For about a month now, I've been cataloging every compound verb I encounter that, for whatever reason, causes some people to inflect both of its components in the past tense (see title for examples). I was originally driven to do this after reading a discussion on the word "slept-walked" and an associated blog post, leaving me to wonder what other doubly-inflected past-tense verb forms I could find decently well-attested on the internet. For instance: while "kicked-started" (or "kickedstarted") is technically incorrect, quote-searching it on Google nevertheless reveals thousands of people who have been mysteriously compelled to add '-ed' to both parts of the compound.
As should be obvious, this is all super interesting to me. So my question is as follows: Does any documentation currently exist for this phenomenon of over-inflected compounds in English? If nothing else, is there at least an agreed-upon term for what I'm describing? And lastly, I know it's a long shot, but if anyone knows of a complete list of verbs fitting the criteria in question, I'd also love a link to that as well.

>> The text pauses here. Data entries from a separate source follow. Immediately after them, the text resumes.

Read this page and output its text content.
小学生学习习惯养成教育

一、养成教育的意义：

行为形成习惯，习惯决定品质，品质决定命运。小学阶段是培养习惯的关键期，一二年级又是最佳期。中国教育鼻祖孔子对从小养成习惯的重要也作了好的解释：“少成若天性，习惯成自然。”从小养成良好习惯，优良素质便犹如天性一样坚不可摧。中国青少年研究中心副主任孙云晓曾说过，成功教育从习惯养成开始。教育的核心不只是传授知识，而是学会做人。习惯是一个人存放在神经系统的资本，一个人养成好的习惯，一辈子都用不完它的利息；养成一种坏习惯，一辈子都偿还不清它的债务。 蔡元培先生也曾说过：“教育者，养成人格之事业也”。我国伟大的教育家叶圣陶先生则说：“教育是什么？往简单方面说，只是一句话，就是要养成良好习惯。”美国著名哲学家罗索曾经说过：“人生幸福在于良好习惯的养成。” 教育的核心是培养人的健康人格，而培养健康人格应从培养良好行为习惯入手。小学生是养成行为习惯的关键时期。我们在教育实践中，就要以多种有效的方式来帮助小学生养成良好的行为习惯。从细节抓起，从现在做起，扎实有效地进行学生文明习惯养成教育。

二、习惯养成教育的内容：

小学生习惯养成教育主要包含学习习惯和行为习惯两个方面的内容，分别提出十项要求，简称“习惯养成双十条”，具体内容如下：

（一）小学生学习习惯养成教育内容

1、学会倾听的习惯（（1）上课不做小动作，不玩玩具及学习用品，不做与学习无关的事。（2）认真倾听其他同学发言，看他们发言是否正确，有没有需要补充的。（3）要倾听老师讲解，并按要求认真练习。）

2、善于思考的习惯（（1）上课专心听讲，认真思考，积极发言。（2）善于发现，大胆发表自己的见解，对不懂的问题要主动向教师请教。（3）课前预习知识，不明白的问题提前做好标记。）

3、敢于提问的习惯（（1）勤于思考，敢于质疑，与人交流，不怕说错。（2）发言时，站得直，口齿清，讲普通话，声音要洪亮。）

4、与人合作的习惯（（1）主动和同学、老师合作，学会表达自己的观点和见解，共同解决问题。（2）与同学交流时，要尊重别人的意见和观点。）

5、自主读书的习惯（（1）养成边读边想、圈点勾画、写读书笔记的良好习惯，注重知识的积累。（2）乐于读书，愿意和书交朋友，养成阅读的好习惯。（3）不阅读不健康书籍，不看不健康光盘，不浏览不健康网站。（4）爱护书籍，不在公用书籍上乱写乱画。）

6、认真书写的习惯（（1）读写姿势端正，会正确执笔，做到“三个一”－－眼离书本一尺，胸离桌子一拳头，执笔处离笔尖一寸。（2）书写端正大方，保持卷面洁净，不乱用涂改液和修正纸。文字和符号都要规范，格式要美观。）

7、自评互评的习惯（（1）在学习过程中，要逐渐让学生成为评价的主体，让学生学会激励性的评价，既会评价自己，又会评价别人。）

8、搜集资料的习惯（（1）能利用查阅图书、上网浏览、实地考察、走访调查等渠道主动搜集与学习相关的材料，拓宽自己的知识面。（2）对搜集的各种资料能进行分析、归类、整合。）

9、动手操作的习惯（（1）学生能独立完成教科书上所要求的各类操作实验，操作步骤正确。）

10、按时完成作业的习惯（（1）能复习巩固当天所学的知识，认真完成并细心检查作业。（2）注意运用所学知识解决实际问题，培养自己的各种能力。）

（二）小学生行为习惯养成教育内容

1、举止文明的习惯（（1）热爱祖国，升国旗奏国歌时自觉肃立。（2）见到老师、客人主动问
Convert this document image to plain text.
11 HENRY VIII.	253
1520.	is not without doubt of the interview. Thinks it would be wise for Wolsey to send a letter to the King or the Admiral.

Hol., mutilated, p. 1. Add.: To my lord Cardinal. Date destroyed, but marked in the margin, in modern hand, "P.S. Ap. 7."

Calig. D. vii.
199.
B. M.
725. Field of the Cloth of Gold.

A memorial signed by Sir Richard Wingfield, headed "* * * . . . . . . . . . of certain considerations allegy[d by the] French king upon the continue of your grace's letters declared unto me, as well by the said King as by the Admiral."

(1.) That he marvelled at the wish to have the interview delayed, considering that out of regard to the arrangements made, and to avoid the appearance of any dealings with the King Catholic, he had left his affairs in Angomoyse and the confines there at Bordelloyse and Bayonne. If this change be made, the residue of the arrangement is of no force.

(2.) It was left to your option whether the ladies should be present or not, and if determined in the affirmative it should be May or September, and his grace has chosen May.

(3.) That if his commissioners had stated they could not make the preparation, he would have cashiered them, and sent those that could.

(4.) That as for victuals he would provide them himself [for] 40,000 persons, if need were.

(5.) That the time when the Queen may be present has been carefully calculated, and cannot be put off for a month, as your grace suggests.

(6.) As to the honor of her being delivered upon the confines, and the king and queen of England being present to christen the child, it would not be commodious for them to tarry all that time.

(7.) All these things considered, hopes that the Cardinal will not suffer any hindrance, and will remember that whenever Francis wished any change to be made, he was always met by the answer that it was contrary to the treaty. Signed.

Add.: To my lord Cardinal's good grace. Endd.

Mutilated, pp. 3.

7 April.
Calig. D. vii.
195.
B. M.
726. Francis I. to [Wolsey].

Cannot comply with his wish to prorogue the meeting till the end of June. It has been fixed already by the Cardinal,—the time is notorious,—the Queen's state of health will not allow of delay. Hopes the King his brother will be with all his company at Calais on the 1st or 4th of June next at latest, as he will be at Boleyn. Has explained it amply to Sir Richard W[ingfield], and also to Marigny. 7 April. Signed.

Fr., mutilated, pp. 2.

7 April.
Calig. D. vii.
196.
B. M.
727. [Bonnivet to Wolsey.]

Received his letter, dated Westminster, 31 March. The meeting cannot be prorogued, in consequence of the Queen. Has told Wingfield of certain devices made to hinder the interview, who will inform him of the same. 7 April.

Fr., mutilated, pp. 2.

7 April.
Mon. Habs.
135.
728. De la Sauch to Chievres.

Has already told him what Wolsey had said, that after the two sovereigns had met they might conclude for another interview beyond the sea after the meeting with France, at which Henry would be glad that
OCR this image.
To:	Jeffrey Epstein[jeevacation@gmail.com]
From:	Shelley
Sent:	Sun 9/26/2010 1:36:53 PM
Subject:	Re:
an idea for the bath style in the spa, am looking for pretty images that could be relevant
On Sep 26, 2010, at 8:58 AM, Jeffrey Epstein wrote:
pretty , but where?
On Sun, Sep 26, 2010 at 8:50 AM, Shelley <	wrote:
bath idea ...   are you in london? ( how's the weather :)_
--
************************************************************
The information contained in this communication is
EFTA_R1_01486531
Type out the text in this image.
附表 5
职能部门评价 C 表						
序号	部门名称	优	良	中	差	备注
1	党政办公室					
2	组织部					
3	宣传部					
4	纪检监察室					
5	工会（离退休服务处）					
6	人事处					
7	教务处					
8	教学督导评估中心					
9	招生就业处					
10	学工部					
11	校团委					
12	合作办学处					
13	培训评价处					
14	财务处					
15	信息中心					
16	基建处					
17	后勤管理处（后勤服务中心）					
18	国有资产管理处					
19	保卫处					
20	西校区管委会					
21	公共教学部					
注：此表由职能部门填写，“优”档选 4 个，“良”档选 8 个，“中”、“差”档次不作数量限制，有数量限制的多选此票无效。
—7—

There are still loads of little things on the matter that I want to dig into, like if this can happen with other parts of speech, whether a similar thing is seen in other languages, how it might be explained from different linguistic standpoints, and so on. But overall, I really just want to learn more in general about this specific little quirk of English, as admittedly insignificant as it may be.
Any help, guidance, or insight is greatly appreciated. Thanks~!